Jennum & Børgesen showed over twenty years ago that there is a strong correlation between the duration of apnoea and BP and elevated ICP, and between BP variations and elevated ICP in obstructive sleep apnoea (OSA) patients [41]. However, since that time, ICP has not received significant consideration with respect to the pathophysiology and management of OSA. Our study provides an additional mechanistic explanation for the results of Jennum & Børgesen. However, it should be taken into account that the study was performed in healthy breath-hold divers during wakefulness and in the absence of respiratory efforts. Therefore, the study does not mimic OSA, and the study results cannot be extrapolated directly to the clinical situation of OSA. Furthermore, respiratory efforts are known to modulate venous return to the heart and may directly affect baroreceptor output [42]. Nevertheless, the current study on breath-hold divers, and our previous study on normal healthy volunteers [8] establish reference for future studies on OSA subjects which are warranted.

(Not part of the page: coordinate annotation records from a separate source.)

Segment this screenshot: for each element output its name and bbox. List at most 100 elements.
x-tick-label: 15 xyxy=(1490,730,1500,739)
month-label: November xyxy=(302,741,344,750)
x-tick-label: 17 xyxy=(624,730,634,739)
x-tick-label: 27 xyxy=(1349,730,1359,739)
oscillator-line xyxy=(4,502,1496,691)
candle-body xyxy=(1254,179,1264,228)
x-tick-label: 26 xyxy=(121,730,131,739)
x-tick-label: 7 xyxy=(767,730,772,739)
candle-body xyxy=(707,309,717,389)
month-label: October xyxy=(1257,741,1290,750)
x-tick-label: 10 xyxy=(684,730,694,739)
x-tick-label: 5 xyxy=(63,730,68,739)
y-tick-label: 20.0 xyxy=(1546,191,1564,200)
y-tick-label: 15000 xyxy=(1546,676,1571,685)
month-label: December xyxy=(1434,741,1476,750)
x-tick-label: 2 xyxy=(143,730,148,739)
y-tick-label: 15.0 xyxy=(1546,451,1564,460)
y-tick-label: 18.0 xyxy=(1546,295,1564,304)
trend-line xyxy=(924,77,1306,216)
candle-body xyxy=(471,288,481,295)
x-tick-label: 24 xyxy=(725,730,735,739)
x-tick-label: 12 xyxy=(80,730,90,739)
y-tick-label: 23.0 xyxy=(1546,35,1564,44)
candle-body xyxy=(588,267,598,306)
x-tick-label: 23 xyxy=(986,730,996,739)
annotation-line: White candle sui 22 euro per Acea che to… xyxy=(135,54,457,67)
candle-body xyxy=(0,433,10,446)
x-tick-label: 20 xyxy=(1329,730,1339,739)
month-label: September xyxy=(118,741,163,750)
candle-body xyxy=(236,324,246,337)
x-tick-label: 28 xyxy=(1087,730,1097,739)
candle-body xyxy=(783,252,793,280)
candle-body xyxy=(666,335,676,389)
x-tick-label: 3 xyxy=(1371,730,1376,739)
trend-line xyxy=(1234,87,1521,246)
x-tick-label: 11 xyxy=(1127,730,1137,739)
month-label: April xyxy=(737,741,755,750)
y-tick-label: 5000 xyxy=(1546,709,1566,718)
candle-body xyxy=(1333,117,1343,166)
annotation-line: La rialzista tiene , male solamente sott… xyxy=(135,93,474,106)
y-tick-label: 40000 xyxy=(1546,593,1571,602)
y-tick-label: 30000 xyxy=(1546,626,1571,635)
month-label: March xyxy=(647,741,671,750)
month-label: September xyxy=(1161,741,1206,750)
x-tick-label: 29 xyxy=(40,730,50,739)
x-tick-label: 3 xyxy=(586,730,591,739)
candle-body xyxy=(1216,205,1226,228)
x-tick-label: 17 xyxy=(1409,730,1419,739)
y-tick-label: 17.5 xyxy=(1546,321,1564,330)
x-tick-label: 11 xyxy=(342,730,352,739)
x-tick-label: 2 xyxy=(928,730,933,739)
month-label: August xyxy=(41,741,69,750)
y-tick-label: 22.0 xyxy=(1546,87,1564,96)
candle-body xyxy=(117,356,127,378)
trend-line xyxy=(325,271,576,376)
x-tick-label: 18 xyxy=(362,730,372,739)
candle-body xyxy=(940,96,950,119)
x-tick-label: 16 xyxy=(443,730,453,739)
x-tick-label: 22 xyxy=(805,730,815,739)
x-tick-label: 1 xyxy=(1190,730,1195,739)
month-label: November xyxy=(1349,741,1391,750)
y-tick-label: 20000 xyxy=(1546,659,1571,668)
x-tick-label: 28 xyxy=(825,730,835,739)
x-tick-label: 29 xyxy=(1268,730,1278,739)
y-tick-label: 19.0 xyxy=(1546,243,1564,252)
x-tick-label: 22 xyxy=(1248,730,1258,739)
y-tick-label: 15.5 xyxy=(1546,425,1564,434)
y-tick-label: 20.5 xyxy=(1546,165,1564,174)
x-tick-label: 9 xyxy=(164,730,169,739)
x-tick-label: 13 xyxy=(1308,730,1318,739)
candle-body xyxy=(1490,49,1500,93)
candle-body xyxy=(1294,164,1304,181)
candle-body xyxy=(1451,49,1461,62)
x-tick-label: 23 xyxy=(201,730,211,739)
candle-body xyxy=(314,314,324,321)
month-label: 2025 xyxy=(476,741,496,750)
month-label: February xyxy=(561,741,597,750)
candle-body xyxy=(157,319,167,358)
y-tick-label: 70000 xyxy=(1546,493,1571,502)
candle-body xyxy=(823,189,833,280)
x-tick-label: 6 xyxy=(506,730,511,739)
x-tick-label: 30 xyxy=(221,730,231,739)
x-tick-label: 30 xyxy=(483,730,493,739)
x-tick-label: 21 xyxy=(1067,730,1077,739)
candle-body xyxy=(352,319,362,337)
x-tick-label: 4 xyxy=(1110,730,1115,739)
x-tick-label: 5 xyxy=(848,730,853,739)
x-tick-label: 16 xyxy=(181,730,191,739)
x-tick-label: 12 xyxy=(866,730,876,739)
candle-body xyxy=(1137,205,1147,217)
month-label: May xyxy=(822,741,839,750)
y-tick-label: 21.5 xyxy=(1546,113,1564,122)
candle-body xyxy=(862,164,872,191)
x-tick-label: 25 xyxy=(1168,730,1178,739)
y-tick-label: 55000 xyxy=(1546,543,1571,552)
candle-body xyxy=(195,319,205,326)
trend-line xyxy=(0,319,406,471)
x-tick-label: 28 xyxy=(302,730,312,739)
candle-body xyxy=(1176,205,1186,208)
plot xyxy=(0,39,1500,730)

The study has some limitations that need to be recognized. The number of subjects is relatively low. However, elite breath-hold divers represent a unique and limited population that stretch current physiological limits to the most extreme. For example muscle sympathetic nerve activity (MSNA), an index of efferent sympathetic nerve activity, was increased 20 fold at the end of maximal inspiratory apnea compared to baseline values (32). Therefore most of the studies are performed on a limited numbers of participants. Furthermore, results for each individual elite breath hold diver was presented as relative values compared to his/her baseline value.

To conclude, we have shown that apnoea in breath-hold divers is associated with SAS width decline, indicating increases in ICP. The pace of ICP rise seems to be slower than in normal subjects. Pial artery pulsation augments during the easy-going phase due to elevated CO2 concentration, ICP, BP and CBFV but then stabilises during the IBMs phase. There is no change in the cardiac contribution to BP, CBFV and pial artery pulsation oscillations throughout the apnoea. Taken together, our results suggest that apnoea divers develop mechanisms protecting their brains against hypoxia and hazardous hemodynamic environments.